Il était impossible de laisser des étrangers savoir de telles choses dangereuses.
Le vieux Xu scruta les alentours pour s'assurer que personne ne les avait remarqués, puis souffla soulagé et dévisagea le capitaine Song : « Tu ne devrais pas faire ce métier ; tu devrais aller être chien policier.
Un nez de chien, sensible à tout sentir.
Dès qu'il y a quelque chose de légèrement suspect, il mordrait à coup sûr sans lâcher prise, refusant d'abandonner avant d'avoir creusé jusqu'au fond.
Se faire cibler par lui ne peut être que de la malchance. »

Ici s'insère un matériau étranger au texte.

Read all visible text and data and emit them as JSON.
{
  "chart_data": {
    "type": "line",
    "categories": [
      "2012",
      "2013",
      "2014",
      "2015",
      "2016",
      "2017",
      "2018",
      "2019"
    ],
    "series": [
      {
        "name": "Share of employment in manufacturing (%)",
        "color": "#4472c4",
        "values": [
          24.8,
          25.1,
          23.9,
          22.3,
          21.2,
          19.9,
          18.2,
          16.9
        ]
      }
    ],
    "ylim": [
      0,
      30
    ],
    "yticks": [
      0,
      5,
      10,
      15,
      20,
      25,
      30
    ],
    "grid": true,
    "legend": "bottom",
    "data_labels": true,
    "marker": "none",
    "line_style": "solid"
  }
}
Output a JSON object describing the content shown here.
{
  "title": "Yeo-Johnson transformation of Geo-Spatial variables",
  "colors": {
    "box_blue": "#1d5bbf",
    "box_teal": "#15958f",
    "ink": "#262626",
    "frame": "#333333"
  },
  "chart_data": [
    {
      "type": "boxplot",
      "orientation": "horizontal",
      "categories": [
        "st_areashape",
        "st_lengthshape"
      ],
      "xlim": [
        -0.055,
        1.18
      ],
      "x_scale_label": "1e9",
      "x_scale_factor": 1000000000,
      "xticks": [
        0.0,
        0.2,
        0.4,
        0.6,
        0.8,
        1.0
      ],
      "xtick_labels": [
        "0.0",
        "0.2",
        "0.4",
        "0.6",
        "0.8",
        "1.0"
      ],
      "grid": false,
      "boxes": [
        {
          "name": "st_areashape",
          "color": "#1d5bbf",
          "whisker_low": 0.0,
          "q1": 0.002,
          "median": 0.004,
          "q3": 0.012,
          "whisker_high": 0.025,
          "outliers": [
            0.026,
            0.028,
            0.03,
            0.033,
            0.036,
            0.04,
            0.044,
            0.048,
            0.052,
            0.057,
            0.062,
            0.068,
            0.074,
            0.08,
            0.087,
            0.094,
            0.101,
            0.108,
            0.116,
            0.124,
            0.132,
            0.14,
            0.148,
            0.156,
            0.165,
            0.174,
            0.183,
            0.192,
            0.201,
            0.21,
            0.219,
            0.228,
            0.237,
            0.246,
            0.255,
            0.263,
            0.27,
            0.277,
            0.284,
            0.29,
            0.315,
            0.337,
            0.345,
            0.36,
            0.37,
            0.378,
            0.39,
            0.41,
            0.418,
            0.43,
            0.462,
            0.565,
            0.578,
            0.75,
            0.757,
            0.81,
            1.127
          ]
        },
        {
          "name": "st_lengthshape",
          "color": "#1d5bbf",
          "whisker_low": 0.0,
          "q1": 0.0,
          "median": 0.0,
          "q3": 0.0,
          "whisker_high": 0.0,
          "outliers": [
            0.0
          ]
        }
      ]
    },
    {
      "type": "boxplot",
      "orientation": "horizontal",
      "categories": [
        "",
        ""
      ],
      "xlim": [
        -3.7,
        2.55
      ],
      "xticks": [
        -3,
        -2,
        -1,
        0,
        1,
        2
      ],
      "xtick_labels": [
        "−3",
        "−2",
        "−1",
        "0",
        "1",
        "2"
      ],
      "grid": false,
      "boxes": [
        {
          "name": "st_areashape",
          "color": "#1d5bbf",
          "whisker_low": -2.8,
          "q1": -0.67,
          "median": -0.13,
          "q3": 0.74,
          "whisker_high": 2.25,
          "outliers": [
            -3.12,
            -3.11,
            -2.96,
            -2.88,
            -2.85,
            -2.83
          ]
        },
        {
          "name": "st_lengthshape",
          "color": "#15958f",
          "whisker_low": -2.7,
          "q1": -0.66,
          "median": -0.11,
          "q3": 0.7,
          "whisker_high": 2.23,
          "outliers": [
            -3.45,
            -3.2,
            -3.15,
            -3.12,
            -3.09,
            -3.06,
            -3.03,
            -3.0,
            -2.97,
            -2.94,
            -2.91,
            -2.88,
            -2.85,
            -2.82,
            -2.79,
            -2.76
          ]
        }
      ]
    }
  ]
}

« Vieux Xu, honnêtement, comment devons-nous rédiger ce rapport ? » Plus le capitaine Song repensait à cette nuit, plus elle lui paraissait bizarre.
« Confucius ne parlait pas des prodiges, de la force, du désordre ni des esprits. » Le vieux Xu tapa l'épaule du capitaine Song. « Dans le rapport, écrivez ce qui doit l'être, et n'écrivez pas ce qui ne doit pas l'être. »
Après avoir dit cela, le vieux Xu s'en alla directement.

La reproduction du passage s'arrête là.